Connecting to AWS IoT / MQTT issue
Closed this issue · 14 comments
Hello,
I've tried, without success, to connect to AWS IoT.
I enter my endpoint "xxxxxxx-ats.iot.us-east-1.amazonaws.com"
then created a .p12 certificate by first combining the rootCA + certificate + private and then use the openssl command to convert the combined file into user.p12
Uploaded the file to the app via Finder
When I try to connect it timeout after 10 trials.
Hi there,
in my test setup I've created the .p12 file by using:
openssl pkcs12 -export -in user.crt -inkey user.key -out user.p12
The listener configuration is:
# Secured Listener
listener 8883
cafile /mosquitto/config/ca.crt
keyfile /mosquitto/config/server.key
certfile /mosquitto/config/server.crt
require_certificate true
use_identity_as_username true
allow_anonymous false
I've tried some different configuration mistakes but always get an error message so I guess I do not have found exactly your configuration. Can you give me some demo configuration I can start with docker?
@AndreCouture what port number are you trying to use?
I was now able to reproduce this but not with a different port number (tried 8882 an it still worked) but by switching to Moscapsule
in More settings
.
Do you still have your old setting, so that you can check whether CocoaMQTT
or Moscapsule
is selected?
Hi @AndreCouture thanks for letting me know.
I've expected Moscapsule
not to work with this. This will get be deprecated soon CocoaMQTT
supports better error handling and better SSL support.
I've created a AWS IoT instance today to test this and now I see why you struggled with the port setting. It is was pretty unclear to me on the AWS page what settings they expect.
I think a good solution for this would be to add some kind of preset template for AWS in order to assist during creation of this setting or maybe initialize the default values for AWS when entering/pasting the *.amazonaws.com url. What do you (and you @RoSchmi) think? Would this help?
Hi @philipparndt and thanks for the reply.
I think either way would work, maybe both.
In case the user already overwritten the port, maybe do not overwrite??
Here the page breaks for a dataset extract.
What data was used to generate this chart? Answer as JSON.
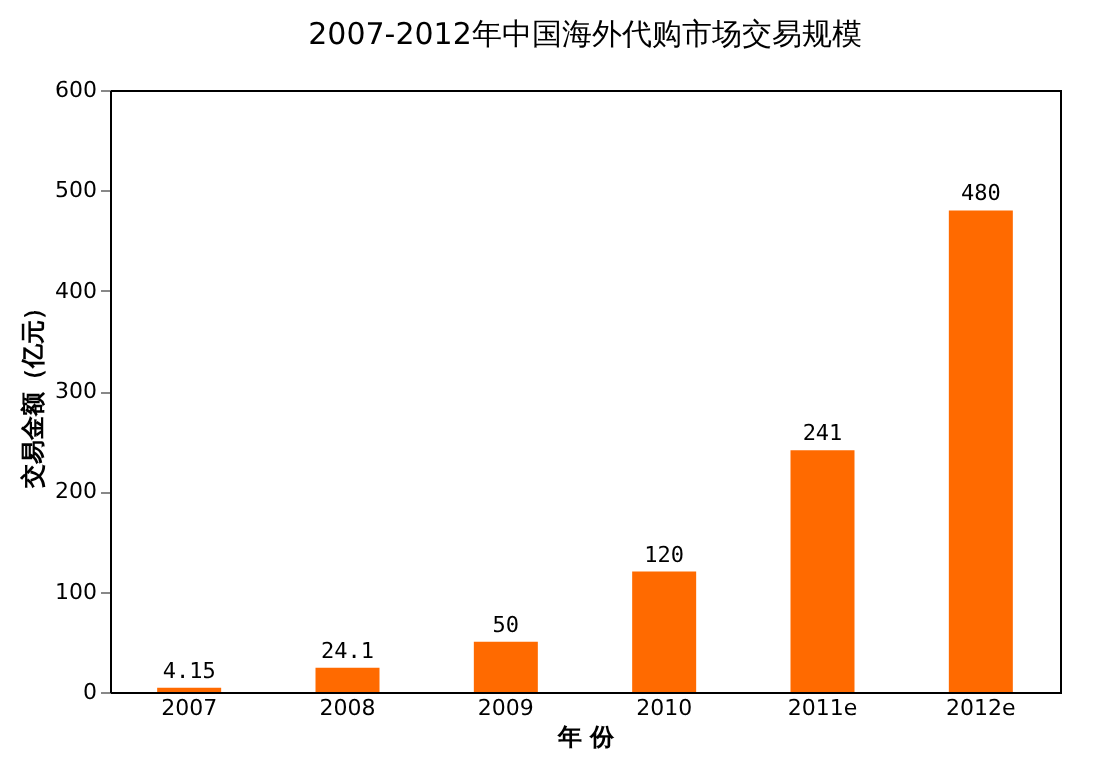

Another enhancement would be to graph values……..
Do you mean something like this
Hi again The aws detection works great !
Thanks a lot for testing and helping with this feature!
Is there a way you could allow to browse the device for the certificate? Many apps allow this and it is very handy and easier compare to have to use iTunes or Finder to place the certificate in the app folder. Could also allow to copy/paste the content into variable...
I've opened a ticket for this #52
Another enhancement would be to graph values when drilling down the messages For example when I drop down to see temperatures..
This is a great idea, I already had this implemented in a first alpha version of the app but the canceled the development on this topic as I currently do not have a good idea on how to handle with app cancellation by the operating system. iOS cancels the app shortly after it is send to background and there seems to be no way around (for battery reasons). The only solution I currently see would be to introduce a server side component but with that the user could also just use grafana or something similar. I'm open to any suggestion how we could implement this :)
This is a great idea, I already had this implemented in a first alpha version of the app but the canceled the development on this topic as I currently do not have a good idea on how to handle with app cancellation by the operating system. iOS cancels the app shortly after it is send to background and there seems to be no way around (for battery reasons).
There are many aspects that have to be considered, so here are my two cents:
The most important aspect is what you want to achieve. As I don’t know what you want, I can first tell what I would like to have:
In the list of topics I would like to have the option to tap on this subscribed topic and have the option to get to a graphical view of the sampled values over a time interval.
The sensor values will have to be stored in some database and as there may be many data it seems not advisable to store those data on the mobile device but this should be done with a database in the cloud.
As you told, the App will stop action when it is sent to the background. So writing to the cloud database cannot be done by the App but has to be done either by the sensor-mcu itself (as I do it in my setup) or by e.g. a mqtt-broker (seems to be the better solution). When using the mqtt-broker the action to store incoming data in a database has to be configured on the Web-UI of the broker service (as I think on AWS and Azure this should be feasible, I don’t know enough about the features on other platforms). At the moment I don’t see a way how this configuration could be done by the MQTT-Analyzer App.
The MQTT-Analyzer App could have the table name (e.g. sensor-name) of the cloud-database and so could read the sensor-values from the cloud.
Unfortunately the steps of the configuration of the App and the mqtt-broker seem to be so complicated that a user with no IT-skills will hardly get it managed.
As for users with IT-skills there will be the following problems: Will they find the App and will they be convinced that the App is what they are searching for.